The latest tracking data suggests that mortgage activity has been picking up in spite of a recent jump in the average interest rate.
Total applications increased for most of the major mortgage programs during the week that ended Nov. 8, according to the Mortgage Bankers Association (MBA). On a seasonally adjusted basis, MBA’s composite index increased 9.6% in the weekly survey, while applications for home purchases jumped 5% during that time.
Home-purchase applications were up 15% on an unadjusted basis compared to the same week a year earlier. The unadjusted refinance index rose 13% from the previous week to its highest level in five weeks. MBA’s refinance index was up 188% compared to a year earlier, and refinances accounted for nearly 62% of all applications.
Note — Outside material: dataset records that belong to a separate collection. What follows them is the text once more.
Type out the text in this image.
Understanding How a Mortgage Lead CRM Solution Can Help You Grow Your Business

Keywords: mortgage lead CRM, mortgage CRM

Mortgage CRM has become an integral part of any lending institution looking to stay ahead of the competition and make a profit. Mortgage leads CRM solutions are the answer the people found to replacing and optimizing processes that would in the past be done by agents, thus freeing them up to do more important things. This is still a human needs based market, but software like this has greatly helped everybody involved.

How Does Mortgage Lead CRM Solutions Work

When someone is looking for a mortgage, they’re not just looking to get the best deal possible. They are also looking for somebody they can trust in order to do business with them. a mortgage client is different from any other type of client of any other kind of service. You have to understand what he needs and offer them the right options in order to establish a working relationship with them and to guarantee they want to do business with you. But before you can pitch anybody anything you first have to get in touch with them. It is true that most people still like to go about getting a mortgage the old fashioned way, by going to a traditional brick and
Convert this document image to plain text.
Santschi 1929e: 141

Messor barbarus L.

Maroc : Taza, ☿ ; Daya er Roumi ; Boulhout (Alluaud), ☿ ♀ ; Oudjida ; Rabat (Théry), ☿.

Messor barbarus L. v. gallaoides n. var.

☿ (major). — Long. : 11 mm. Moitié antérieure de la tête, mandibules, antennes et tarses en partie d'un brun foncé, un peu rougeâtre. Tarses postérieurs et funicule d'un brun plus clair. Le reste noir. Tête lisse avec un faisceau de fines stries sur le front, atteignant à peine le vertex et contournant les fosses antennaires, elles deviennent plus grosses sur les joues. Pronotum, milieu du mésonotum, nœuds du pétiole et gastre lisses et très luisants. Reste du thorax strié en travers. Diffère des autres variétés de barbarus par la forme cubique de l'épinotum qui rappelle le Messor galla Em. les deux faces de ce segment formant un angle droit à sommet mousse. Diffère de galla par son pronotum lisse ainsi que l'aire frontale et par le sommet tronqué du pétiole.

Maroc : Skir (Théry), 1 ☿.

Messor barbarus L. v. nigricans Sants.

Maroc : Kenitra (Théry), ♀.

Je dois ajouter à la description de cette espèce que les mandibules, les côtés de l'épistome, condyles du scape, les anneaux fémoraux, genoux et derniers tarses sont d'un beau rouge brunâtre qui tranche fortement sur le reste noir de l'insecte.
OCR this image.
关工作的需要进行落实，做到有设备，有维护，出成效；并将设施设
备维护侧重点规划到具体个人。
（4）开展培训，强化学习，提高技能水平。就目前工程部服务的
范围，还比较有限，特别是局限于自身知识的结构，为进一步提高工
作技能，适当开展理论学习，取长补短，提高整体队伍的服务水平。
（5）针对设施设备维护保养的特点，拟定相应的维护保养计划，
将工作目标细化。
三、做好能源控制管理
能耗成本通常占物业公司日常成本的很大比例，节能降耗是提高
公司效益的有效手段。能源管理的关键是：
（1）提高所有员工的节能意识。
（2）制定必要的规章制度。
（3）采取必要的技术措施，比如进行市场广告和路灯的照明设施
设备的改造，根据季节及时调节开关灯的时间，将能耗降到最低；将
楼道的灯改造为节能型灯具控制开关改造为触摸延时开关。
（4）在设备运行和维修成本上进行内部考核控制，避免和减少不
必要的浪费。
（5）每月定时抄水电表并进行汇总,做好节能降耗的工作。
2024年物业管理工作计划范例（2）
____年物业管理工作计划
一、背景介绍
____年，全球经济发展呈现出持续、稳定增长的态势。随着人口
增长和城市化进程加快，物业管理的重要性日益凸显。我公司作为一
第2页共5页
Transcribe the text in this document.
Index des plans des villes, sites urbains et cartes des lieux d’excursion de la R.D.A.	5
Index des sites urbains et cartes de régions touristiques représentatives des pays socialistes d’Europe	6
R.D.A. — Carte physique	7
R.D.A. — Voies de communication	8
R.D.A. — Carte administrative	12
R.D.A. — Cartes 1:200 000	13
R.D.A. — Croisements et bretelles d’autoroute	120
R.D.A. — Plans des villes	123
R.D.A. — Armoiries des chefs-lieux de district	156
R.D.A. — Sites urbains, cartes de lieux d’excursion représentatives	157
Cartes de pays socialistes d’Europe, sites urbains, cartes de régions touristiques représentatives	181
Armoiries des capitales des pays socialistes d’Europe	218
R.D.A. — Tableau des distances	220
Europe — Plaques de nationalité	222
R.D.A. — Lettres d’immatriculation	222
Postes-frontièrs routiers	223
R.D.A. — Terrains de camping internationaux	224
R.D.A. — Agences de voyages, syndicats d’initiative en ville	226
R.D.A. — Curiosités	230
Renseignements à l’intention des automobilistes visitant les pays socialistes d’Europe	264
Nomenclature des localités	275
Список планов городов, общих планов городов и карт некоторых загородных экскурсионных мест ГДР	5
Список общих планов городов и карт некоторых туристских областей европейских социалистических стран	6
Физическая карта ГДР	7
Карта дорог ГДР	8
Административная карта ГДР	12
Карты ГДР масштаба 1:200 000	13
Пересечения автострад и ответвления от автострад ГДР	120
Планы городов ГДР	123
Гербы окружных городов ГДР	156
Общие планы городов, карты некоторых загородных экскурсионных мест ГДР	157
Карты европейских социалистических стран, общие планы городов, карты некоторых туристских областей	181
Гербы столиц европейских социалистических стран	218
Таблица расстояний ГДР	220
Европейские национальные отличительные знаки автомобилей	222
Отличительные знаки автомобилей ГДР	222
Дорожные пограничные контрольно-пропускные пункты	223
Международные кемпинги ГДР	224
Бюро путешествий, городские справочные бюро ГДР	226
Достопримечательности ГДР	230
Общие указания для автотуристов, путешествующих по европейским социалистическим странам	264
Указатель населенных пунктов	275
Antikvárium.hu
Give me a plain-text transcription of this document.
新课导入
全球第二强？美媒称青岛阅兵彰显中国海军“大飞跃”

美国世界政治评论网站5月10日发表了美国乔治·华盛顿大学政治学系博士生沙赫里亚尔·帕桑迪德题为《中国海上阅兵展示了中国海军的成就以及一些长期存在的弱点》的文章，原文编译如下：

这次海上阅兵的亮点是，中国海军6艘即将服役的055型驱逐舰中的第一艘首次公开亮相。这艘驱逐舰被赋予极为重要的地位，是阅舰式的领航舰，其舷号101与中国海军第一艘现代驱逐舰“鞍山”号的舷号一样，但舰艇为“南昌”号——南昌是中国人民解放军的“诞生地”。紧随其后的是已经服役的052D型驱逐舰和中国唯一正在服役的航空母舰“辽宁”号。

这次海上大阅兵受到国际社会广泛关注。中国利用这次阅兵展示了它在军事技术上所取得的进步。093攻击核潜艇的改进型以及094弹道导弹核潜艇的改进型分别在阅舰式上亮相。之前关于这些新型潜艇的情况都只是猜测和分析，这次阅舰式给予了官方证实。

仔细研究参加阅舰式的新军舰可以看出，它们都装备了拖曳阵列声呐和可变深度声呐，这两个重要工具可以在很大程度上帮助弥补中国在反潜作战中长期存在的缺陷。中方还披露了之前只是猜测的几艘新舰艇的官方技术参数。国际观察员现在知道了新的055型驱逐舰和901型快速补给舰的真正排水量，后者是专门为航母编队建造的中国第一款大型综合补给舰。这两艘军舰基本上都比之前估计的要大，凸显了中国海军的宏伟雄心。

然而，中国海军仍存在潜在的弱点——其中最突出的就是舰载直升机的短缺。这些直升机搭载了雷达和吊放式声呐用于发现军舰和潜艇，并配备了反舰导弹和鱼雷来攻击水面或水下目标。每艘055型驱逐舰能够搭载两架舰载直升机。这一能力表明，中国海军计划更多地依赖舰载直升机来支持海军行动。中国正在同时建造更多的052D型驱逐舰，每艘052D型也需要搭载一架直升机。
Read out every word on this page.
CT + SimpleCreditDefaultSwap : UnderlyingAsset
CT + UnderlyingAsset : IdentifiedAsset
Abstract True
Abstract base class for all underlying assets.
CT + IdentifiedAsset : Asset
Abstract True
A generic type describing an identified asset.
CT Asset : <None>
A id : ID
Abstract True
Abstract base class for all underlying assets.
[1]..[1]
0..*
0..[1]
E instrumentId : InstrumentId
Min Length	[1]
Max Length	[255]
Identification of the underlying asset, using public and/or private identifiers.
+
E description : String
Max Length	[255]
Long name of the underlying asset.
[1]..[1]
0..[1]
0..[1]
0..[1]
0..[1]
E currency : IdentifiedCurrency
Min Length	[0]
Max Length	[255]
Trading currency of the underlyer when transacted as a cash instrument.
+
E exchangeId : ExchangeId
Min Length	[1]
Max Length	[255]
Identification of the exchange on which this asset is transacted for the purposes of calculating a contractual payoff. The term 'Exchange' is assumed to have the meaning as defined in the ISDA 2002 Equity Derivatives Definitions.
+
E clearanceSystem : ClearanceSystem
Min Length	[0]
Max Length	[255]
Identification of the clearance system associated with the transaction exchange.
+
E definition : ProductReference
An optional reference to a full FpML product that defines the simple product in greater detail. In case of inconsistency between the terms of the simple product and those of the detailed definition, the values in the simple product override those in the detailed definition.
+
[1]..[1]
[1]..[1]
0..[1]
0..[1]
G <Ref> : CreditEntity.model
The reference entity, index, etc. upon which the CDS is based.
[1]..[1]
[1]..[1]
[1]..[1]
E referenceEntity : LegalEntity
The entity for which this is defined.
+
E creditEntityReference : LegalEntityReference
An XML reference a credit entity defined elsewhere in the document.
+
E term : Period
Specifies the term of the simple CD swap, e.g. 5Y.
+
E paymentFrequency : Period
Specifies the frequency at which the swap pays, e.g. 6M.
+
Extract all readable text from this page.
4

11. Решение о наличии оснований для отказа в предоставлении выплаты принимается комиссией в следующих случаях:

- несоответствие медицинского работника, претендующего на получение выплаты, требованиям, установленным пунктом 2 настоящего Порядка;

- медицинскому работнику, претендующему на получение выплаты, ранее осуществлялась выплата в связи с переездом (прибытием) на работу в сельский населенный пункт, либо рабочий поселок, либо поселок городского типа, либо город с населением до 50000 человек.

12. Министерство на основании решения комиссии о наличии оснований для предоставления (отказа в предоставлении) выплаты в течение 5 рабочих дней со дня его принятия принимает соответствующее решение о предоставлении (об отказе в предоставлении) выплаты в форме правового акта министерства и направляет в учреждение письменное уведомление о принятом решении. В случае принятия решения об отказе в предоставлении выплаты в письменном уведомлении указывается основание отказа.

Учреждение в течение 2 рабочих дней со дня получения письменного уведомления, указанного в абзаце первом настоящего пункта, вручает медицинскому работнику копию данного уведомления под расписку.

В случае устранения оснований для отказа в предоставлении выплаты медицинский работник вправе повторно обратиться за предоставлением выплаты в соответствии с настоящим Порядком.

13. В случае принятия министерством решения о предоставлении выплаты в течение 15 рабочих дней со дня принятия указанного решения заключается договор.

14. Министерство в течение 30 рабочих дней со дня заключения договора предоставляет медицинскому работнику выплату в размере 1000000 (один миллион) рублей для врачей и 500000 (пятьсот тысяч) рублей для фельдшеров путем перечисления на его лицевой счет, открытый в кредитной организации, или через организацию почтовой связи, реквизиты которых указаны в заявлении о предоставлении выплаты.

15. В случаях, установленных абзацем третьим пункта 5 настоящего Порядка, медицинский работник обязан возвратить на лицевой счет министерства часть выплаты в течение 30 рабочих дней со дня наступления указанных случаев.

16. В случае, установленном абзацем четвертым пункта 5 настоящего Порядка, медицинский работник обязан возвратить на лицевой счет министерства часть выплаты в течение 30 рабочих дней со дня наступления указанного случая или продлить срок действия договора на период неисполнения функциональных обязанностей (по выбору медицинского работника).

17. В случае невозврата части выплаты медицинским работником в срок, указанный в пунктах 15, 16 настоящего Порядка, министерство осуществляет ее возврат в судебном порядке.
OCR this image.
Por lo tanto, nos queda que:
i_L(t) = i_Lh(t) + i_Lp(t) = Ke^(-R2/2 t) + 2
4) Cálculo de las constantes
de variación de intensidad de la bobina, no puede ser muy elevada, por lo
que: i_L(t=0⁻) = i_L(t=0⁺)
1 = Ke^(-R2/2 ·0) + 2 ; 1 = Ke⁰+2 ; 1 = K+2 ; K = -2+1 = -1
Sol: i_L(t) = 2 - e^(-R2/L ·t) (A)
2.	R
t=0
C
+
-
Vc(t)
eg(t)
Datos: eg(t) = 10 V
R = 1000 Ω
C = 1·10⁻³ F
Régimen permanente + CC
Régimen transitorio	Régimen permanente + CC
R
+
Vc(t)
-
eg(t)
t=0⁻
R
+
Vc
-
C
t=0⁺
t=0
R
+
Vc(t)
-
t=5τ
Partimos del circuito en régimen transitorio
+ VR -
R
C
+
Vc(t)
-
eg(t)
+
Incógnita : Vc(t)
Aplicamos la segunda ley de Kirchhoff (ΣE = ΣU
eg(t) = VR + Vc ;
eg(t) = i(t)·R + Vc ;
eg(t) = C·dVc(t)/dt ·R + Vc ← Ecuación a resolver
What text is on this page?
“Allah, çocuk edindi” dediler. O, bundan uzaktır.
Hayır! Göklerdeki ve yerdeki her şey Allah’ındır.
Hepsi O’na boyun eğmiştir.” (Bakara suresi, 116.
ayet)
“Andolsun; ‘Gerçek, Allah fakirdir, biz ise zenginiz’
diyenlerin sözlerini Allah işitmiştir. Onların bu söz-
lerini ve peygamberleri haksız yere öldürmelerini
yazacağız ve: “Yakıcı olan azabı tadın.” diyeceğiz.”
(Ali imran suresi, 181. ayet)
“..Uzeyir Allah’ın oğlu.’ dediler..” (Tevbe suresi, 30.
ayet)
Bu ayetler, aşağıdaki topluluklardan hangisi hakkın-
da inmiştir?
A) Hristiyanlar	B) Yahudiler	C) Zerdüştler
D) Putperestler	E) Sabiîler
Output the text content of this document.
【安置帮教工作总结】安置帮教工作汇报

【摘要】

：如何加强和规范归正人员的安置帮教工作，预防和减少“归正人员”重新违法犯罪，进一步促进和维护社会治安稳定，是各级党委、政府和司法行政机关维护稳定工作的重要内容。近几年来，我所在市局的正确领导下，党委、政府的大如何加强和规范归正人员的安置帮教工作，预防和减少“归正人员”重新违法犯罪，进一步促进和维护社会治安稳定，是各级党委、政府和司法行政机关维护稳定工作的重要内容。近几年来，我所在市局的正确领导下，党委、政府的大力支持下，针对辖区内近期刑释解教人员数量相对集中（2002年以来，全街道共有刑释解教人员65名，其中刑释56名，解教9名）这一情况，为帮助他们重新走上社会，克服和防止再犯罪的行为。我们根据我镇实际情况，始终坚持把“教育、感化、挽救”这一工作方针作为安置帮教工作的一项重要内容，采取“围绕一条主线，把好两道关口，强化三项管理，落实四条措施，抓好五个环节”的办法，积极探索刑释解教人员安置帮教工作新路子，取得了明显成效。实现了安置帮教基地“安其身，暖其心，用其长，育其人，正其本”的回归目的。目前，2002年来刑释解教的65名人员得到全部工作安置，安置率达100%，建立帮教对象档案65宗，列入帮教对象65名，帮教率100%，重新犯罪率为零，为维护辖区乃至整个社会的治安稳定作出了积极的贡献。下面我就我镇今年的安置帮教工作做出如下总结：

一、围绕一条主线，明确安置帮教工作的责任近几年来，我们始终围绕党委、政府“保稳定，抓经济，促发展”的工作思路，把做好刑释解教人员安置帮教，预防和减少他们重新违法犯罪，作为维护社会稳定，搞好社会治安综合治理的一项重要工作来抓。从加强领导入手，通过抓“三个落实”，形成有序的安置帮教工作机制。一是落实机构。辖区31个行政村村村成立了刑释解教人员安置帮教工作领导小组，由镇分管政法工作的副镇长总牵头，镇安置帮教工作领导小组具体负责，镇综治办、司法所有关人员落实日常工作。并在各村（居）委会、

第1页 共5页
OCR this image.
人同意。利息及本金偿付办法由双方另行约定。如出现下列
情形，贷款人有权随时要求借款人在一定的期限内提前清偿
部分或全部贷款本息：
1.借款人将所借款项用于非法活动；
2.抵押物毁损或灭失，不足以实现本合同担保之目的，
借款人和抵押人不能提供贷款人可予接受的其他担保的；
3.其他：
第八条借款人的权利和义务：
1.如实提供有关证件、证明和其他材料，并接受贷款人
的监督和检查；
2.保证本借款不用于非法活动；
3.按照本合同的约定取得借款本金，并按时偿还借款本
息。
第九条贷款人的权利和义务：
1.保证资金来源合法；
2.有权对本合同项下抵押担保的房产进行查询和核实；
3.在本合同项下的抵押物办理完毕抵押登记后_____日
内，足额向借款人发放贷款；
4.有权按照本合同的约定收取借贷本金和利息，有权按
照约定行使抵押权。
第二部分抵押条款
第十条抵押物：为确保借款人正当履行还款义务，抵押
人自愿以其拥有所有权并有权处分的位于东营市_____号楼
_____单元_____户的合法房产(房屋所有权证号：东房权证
“Mortgage applications increased to their highest level in over a month, as both purchase and refinance activity rose despite another climb in mortgage rates,” said Joel Kan, MBA associate vice president of economic and industry forecasting.
The average rate for a 30-year mortgage with a conforming balance jumped five basis points to 4.03%, MBA reported. Points dipped slightly, but the effective rate rose.
Kan said positive data regarding consumer sentiment, as well as growing optimism surrounding the trade dispute between the U.S. and China, were likely behind last week’s rate hike.
“With rates still in the 4 percent range, we continue to expect to see moderate growth in refinance activity in the final weeks of 2020,” Kan said.